300th Anniversary of
Broadmead Church – Now Hanham Baptist
Prayer in England brought the Toleration Act
Pastor George Fownes proposed that the congregation seriously consider the steps that should be taken if the services were interrupted by law officers. On August 03, 1680, they determined to continue their services unless the magistrate himself used violence. This tactic worked well until Dec. 18, 1681, when the civil, ecclesiastical, and military powers invaded the house of God on the Lord’s Day and Pastor Fownes was sent to prison at Newgate. After six weeks in jail, he appeared before the judge and was acquitted due to a flaw in the warrant. Returning to his flock, for safety’s sake, they began holding services in the fields rather than in their church building, regardless of the weather. In March of 1682 Pastor Fownes was arrested again and committed to Glouchester Jail for six months.

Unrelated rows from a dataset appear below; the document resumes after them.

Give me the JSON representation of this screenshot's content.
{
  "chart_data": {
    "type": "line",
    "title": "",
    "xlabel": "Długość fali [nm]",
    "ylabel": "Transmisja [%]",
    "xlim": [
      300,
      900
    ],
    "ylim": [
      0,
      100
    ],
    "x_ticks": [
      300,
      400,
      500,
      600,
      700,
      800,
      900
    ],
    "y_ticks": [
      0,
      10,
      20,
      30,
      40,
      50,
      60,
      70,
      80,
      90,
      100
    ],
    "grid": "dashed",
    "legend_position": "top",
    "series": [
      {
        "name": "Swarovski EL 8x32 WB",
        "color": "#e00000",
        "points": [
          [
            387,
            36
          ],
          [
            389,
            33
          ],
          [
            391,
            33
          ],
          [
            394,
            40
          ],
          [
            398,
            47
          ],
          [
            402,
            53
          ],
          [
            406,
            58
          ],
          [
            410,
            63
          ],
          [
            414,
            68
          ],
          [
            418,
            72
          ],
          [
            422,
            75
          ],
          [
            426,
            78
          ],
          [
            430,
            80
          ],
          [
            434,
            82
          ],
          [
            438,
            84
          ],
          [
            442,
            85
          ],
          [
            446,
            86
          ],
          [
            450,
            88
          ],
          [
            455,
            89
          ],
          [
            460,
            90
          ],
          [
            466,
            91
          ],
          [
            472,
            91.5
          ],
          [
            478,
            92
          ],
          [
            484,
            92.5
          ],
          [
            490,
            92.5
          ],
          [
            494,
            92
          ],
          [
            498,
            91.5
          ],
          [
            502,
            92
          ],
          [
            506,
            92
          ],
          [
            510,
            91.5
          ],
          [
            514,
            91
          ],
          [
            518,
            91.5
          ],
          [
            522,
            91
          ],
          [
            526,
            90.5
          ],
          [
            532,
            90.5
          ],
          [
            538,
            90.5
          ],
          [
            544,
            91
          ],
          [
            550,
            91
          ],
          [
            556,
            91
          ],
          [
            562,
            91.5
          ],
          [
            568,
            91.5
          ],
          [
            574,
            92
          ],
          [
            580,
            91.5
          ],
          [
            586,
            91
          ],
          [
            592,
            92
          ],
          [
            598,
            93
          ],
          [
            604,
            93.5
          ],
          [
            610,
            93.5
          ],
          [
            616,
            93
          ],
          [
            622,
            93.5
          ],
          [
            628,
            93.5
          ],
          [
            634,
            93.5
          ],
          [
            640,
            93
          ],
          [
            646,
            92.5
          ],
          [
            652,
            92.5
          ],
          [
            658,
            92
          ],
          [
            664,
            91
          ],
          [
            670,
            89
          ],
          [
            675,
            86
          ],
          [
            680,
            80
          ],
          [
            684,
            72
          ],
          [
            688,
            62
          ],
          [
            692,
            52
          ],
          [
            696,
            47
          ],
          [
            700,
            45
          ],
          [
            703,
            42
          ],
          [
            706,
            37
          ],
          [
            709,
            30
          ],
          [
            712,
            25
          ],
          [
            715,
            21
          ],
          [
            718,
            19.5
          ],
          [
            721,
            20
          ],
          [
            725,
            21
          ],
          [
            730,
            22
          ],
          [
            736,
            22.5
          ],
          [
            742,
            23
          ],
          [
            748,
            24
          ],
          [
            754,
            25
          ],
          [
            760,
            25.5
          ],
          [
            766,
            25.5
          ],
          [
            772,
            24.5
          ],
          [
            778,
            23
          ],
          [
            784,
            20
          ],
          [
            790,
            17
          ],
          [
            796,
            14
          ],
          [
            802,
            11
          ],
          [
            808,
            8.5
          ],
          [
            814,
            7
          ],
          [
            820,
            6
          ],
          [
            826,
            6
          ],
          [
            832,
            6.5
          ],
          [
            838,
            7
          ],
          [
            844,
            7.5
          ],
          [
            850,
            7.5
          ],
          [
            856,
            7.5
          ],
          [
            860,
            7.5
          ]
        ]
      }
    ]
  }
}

His persecutors declared that he would not leave the jail alive. The pastor served as his own attorney and the jury returned a verdict of “not guilty”, but he was returned to the prison in spite of the verdict. When his six months were ended he demanded his freedom and a bond was demanded of him and the promise to stop preaching. He requested a judicial inquest. Two justices appeared before the judge and said that if he was released “he would draw all the country after him.” He was held for two more years in prison until the Lord in mercy released him in death in Dec. of 1685. After the Act of Toleration, the Broadmead Baptist Church, in Bristol, England finally knew peace, and Pastor Fowne’s son, George Fownes, became pastor in 1693. In 1695 “the church built a new meeting house 50 feet long by 40 feet, with no debt.”
Dr. Greg J. Dixon: From: This Day in Baptist History Vol. I: Cummins/Thompson, pp. 318-19.